SALT LAKE CITY – Crews are investigating a 4-alarm fire that broke out at an apartment complex under construction in Salt Lake City Sunday evening.
Reports of the fire came in around 6 p.m., and the blaze was in the area of 550 East and 500 South. FOX 13 News received a frenzy of calls, as people could see the smoke from all over the Salt Lake Valley. Click here for a photo galleryof the images they submitted.
Jason Asay of the Salt Lake City Fire Department initially said it was a 3-alarm fire, but a short time later officials said it had been upgraded to a 4-alarm blaze.
Witness Raegan Plewe said it was a large fire.
"It's pretty surreal to see flames that big in real life," Plewe said. "It was shocking."
The cause of the fire was not immediately clear. The building is a four-story apartment complex that was under construction and had a lot of exposed wood, which officials said contributed to the size of the fire.
"Because the wood is exposed, the fire quickly spread and this became a defensive fire--which means we surrounded with our engines and firefighters and trucks and our main concern was to make sure the fire did not spread to any of the close, nearby structures," Asay said.
Officials said at about 7:30 p.m. that the fire was almost extinguished.
"We had roughly 60 firefighters here, we had nine or 10 engines and four trucks, a lot of support staff," Asay said. "...This was a pretty big one.
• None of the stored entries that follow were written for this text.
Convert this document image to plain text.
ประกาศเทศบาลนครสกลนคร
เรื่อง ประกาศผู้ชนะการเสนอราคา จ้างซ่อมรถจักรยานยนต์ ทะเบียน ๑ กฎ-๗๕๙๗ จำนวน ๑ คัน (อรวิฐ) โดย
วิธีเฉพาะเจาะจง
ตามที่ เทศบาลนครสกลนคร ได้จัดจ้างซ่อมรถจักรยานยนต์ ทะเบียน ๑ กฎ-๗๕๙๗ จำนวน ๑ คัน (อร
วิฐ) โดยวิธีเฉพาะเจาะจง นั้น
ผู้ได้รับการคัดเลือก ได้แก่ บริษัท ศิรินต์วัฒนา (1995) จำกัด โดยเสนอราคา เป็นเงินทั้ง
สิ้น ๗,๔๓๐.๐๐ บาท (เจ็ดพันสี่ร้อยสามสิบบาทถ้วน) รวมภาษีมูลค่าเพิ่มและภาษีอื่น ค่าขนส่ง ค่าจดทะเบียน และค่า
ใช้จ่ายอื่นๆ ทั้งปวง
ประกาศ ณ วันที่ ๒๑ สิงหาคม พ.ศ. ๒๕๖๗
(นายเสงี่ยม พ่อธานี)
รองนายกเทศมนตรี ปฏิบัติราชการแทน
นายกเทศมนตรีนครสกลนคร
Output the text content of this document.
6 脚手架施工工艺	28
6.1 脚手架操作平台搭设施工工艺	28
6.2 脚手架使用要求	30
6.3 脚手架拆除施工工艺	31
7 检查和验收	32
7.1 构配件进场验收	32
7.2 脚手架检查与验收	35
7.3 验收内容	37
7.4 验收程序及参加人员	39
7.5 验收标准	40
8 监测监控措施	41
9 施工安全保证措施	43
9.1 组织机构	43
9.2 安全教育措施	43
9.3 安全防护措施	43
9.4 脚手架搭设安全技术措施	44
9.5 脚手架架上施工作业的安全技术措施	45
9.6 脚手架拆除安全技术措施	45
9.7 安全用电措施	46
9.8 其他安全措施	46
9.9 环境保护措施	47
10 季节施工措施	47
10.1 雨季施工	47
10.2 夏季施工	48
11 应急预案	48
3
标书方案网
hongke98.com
It took a lot of resources to get this fire knocked down."
A Smith's Food and Drug Store across the street from the fire was evacuated Sunday.
"When the flames were high there were a lot of embers in the air, we quickly evacuated the Smith's which is across the street to the north," Asay said.
Keifer Kelson lives near the building that caught fire and said he rushed home when he heard the news.
"Yeah, we saw the flames about a hundred feet up," he said. "We thought we'd have to be saving our stuff...We were also worried the smoke was damaging all our stuff but it's not too stinky in there or anything."
At about 8:45 p.m., fire officials tweeted that investigators had, "detained a man in his 20s who was at the scene of the fire and gave inaccurate information to law enforcement."
A second tweet minutes later said the man "said he was with SLC Fire. He is not affiliated with SLC Fire."